Das späte Safety-Car gab allen Ferrari-Fans noch einmal Hoffnung, dass Leclerc in einem kurzen Sprint am Ende doch noch Verstappen überlistet. Deshalb war das Pfeifkonzert besonders laut, als sich herausstellte, dass dieses Rennen hinter dem Safety-Car zu Ende gehen würde. Binotto dämpfte übertriebene Erwartungen an den Shootout am Ende: "Max hatte frische weiche Reifen, Charles gebrauchte. Es hätte wahrscheinlich nicht geklappt."

George Russell - Mercedes - Formel 1 - GP Italien - Monza - 9. September 2022
xpb
George Russell fand auf dem harten Reifen keinen Speed.

Harter Reifen die falsche Wahl

Carlos Sainz hätte größere Chancen gehabt, George Russell vom dritten Platz zu stoßen. Der Spanier bekam frische Soft-Reifen, Mercedes hatte für Russell nur noch angefahrene im Angebot. Und vom Mercedes weiß man, dass er in den ersten zwei Runden nach einem Re-Start verwundbar ist, weil sich die Reifen so langsam aufwärmen.
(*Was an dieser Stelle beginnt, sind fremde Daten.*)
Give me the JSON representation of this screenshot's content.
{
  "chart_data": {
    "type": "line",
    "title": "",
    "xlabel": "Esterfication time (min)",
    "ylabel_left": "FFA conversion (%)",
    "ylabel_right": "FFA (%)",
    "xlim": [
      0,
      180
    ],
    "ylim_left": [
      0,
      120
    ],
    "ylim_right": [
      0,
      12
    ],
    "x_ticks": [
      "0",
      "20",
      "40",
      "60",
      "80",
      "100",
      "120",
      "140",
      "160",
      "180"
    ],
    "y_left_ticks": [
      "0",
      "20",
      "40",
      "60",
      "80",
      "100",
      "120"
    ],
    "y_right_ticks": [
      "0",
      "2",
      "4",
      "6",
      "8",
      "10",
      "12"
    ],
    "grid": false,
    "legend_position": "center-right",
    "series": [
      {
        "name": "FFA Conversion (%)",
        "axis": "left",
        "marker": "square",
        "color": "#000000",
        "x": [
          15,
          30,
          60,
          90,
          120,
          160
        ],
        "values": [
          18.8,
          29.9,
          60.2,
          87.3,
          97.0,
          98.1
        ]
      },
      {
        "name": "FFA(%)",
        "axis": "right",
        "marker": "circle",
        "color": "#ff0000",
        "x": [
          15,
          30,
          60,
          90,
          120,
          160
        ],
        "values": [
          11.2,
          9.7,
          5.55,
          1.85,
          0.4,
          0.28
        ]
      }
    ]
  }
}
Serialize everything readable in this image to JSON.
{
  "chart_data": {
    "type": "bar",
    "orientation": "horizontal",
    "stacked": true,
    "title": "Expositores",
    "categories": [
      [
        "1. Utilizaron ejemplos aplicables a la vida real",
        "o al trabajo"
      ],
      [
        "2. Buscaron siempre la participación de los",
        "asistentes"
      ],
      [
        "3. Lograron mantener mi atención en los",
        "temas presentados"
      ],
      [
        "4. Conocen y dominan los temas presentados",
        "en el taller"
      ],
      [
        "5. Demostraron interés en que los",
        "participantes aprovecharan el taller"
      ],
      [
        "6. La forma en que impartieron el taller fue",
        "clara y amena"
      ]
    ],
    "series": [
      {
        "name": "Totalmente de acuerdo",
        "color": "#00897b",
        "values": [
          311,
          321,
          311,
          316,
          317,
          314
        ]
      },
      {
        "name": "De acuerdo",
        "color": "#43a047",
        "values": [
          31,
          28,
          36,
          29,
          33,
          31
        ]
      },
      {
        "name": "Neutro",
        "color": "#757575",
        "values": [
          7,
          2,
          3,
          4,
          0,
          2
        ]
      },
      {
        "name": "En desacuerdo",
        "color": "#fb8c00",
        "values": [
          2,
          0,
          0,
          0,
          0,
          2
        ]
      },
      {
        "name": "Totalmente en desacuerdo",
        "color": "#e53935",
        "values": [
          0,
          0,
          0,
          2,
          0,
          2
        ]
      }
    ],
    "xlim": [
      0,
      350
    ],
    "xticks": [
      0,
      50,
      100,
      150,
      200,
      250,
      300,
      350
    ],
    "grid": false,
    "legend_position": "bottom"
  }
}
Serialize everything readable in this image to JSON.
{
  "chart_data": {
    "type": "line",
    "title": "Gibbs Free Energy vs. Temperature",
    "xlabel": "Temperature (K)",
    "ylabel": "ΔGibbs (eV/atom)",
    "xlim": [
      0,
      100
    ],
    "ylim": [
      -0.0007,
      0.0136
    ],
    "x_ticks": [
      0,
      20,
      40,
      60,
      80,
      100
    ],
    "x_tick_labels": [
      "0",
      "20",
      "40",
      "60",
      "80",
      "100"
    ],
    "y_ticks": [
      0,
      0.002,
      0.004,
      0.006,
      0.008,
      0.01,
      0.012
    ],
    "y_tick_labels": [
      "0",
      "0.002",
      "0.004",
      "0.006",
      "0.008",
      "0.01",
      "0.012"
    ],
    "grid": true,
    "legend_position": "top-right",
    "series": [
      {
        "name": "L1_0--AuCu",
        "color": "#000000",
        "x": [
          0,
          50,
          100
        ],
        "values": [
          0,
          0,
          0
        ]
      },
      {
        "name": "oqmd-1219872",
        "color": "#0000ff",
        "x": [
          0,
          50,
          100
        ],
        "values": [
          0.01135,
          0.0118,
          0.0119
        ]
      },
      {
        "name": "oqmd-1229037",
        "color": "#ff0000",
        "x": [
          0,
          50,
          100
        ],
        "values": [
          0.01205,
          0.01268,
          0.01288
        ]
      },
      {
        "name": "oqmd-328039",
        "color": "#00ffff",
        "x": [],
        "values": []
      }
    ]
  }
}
Trotzdem ließen die Strategen Lewis Hamilton auf der Bahn. Um den fünften Platz gegen Sergio Perez abzusichern. Und weil Hamilton am Funk sagte, dass er sich ein Mini-Rennen auf 20 Runden alten Soft-Reifen zutrauen würde. "Es war klar, dass dieses Rennen höchstens ein oder zwei Runden dauern würde", rechnete man am Mercedes-Kommandostand. Als es gar nicht mehr angepfiffen wurde, hätte sich jeder geärgert, der frischen Reifen zuliebe einen Platz geopfert hätte.

Obwohl Mercedes vom Speed diesmal klar langsamer war als Red Bull und Ferrari und auch die geringere Reifenabnutzung nicht zum Joker wurde, schaffte es ein Mercedes-Fahrer wieder auf das Podium und das Team sammelte weitere 25 Punkte auf.

Dabei gaben die Strategen noch einen Fehler zu: "Wir wünschten, wir hätten den harten Reifen für George nie genommen. Er war zu langsam. Deshalb konnte Sainz in unser Boxenstopp-Fenster fahren. George hat ab einem bestimmten Moment einfach keinen Speed mehr gefunden. Mit dem Medium-Reifen hätten wir uns das Leben leichter gemacht."

Daniel Ricciardo - Monza - GP Italien 2022
Wilhelm
Ricciardo spielte den Prellbock im Mittelfeld.

DRS-Zug hinter Ricciardo

Während Carlos Sainz im Rundentakt ein Auto nach dem anderen überholte, brauchte Hamilton länger, bis er nach vorne stieß. Der Top-Speed des Mercedes lag 11 km/h unter dem des Ferrari. Es dauerte 16 Runden, bis Hamilton endlich die Gruppe hinter sich gelassen hatte, die von Esteban Ocon angeführt wurde.

Die Ingenieure zögerten dann den Boxenstopp so lange wie möglich hinaus. Hamilton wechselte zum ersten Mal Reifen, als Leclerc bereits zum zweiten Mal zum Reifenservice an der Box stand. Die Überlegung dahinter: "Wir wollten Lewis vor die Gruppe mit Ricciardo bringen. Das ging nicht. Deshalb haben wir uns für das größtmögliche Reifen-Delta mit den weichen Reifen am Schluss entschlossen."

Daniel Ricciardo ließ viele Kollegen verzweifeln. Hinter ihm staute sich fast das gesamte Rennen ein DRS-Zug mit Lando Norris, Pierre Gasly, Fernando Alonso, Nyck de Vries und Guanyu Zhou. Es gab kein Entkommen. Nur für Norris auf Befehl des Teams. Für de Vries war der Autokorso ein Geschenk. "Er hat mir geholfen an der Gruppe dranzubleiben." Zhou verfluchte ihn. Der Chinese hätte bei freier Fahrt vier Zehntel pro Runde schneller fahren können.